As far as crating is concerned, only the pup is in a crate. Rocco can go pretty much anywhere in the house (not on the furniture). After doing some research yesterday, I decided my best bet was to work with each dog individually and assert my own dominance. I have created a schedule of feeding and walking that I will adhere to strongly. Also, with Rocco (the older dog) I have been doing some exercise and "alone time" which includes obedience and play.
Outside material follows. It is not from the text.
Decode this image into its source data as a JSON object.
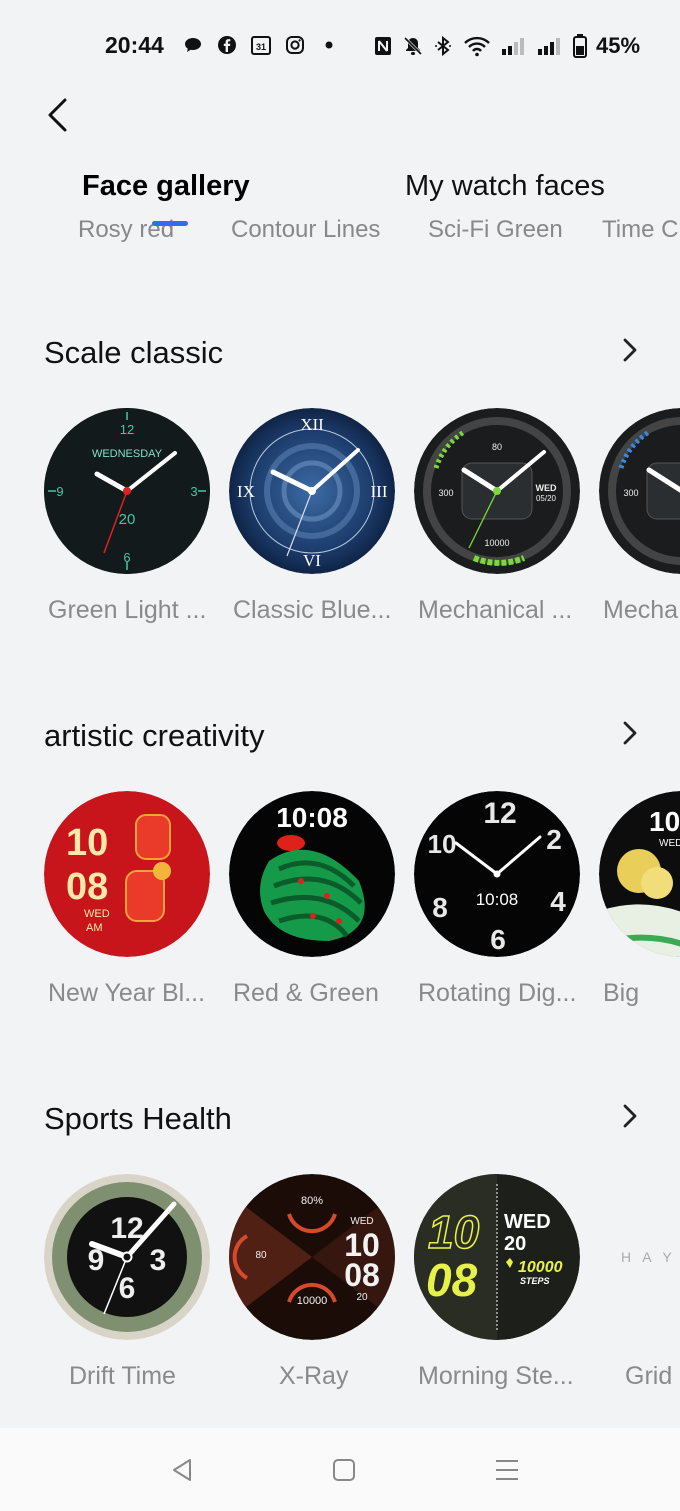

This has already had a big effect. Rocco has been able to stay in the same room as Hank and is not as skittish around the pup. I think that creating clear boundaries has helped him to understand his role in our "pack" and he has been happier for it. My wife is also doing the same routine and has been spending time with Rocco and Hank separately.

Thanks again!

Gino

deegayle
08-08-2006, 09:44 AM
As soon as you can, I would also start walking them together. dogs that walk together will consider themselves part of the pack. make sure they walk by your side and not in front of you. Assert your dominance over both should help to. We have introduced a puppy to our Jack Russell and he was very put out for a while. now they are friends though they still fight over the same toys. yeah, they are just like kids aren't they?